“My body has been good to me so far. No broken bones, for example, and it has withstood the lack of consideration I gave it in my youth when taking vitamins and using sunblock was, at best, an afterthought.”
“I have muscular legs. When I was in high school, I couldn’t get boots to fit over my calves, and it bothered me. I envied girls with thin, long legs. In society, the messaging back then, even around fitness, was not to get bulky. It deemed visible muscles and strength unfeminine. That has since changed, mostly, even though I still see magazines and fitness gurus use terminology to assure girls and women that X, Y, or Z program will allow them to build lean muscles instead of bulk, reinforcing an archaic idea of what they should look like. Now that I’m in my 40s, I like that my legs are strong. I only wish my arms were equally so.”

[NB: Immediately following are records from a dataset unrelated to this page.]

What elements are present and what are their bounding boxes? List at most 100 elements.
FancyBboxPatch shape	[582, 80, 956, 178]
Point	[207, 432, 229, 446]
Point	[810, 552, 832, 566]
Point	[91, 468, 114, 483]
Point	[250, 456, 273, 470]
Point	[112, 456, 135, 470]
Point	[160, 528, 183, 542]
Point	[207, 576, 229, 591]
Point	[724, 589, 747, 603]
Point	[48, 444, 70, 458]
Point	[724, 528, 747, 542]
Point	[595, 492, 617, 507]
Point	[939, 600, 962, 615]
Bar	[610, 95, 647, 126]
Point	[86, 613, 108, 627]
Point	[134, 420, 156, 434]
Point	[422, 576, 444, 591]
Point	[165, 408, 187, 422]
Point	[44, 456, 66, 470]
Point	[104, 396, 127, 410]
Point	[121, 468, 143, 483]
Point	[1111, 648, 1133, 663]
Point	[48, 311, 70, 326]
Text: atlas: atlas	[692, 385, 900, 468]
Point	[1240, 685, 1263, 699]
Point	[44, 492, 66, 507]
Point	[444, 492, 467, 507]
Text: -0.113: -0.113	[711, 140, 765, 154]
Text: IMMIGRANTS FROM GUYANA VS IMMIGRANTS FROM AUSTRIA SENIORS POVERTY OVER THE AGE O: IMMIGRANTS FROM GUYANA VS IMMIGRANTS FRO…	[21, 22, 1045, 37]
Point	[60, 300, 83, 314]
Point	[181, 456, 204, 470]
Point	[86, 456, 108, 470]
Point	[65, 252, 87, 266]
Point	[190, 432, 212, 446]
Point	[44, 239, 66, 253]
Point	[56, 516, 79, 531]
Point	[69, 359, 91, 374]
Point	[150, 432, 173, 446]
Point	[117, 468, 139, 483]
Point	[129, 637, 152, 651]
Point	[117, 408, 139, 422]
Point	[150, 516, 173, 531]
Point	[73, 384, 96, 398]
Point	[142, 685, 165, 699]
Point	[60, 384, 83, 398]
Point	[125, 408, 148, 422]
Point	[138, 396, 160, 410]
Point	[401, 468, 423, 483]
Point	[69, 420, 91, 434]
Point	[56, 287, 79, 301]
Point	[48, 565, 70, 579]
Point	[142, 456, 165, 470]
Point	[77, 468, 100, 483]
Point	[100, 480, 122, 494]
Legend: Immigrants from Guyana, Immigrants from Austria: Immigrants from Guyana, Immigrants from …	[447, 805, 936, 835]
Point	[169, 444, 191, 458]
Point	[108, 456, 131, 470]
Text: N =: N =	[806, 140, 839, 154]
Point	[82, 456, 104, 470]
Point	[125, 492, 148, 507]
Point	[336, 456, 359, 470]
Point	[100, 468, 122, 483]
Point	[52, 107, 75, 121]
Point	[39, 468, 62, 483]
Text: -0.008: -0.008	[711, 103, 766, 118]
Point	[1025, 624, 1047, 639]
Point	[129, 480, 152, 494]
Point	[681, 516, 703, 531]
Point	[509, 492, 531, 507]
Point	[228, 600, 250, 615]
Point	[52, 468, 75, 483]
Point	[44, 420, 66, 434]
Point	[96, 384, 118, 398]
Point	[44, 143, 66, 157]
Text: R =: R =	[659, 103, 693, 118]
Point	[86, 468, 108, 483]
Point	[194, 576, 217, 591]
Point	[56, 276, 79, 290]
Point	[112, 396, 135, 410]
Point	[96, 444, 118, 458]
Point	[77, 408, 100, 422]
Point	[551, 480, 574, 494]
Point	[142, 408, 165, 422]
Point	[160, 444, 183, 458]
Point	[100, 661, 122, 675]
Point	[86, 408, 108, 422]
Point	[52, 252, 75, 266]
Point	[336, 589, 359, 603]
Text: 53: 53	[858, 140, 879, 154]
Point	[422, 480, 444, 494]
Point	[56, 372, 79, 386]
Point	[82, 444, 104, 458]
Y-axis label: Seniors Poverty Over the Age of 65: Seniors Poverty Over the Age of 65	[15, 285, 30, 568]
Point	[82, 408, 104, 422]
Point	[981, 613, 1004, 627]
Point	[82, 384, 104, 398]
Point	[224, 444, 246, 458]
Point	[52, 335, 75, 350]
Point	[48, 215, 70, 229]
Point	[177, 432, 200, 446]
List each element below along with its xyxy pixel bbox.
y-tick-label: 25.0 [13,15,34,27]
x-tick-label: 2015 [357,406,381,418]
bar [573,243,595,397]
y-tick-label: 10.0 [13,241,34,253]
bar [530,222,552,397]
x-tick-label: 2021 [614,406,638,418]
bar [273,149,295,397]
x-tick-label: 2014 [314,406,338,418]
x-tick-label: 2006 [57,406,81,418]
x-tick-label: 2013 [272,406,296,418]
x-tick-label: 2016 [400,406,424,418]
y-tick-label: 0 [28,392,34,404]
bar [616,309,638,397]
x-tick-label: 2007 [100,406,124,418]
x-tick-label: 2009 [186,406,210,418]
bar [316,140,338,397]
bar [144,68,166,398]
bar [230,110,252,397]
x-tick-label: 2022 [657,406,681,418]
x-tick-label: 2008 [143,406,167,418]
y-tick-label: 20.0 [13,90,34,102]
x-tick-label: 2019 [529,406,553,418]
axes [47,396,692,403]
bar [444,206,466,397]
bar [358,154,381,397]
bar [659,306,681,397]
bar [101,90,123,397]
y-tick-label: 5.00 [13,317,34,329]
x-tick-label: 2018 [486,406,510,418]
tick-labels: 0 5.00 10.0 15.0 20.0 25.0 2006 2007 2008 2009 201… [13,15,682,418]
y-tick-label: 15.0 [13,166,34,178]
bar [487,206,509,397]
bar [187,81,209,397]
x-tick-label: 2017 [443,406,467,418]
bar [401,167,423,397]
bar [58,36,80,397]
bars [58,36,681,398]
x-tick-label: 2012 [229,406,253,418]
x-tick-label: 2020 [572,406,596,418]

“I grew up in a somewhat diverse suburb, but there weren’t many people who were Latinx. Though I would never have admitted it at the time, there was a period when I really wanted to fit in and conform. I wish that I’d loved myself and my body more back then and embraced just being me.”
“I’m pear-shaped; I have a petite upper body but have a butt, and I’m short, which meant finding the perfect jeans was the ultimate challenge. Most stores carried clothes with measurements based on an Anglo frame, so pants were too tight on my rear, too loose in the waist, and way, way too long. It was deflating. At some point, designers figured out that we girls and women aren’t all shaped the same.”
“I love my feet. That probably sounds weird. They aren’t even attractive, but instead squat and
wide at the front and narrow at the heel. I did ballet growing up, and my feet are strong, and I like that. They have gotten me through so much, helping me walk away from dead-end jobs and bad relationships, and they’ve brought me joy through dancing and walking my sweet babies back and forth when they were newborns. They have gotten me through so many milestones in life.”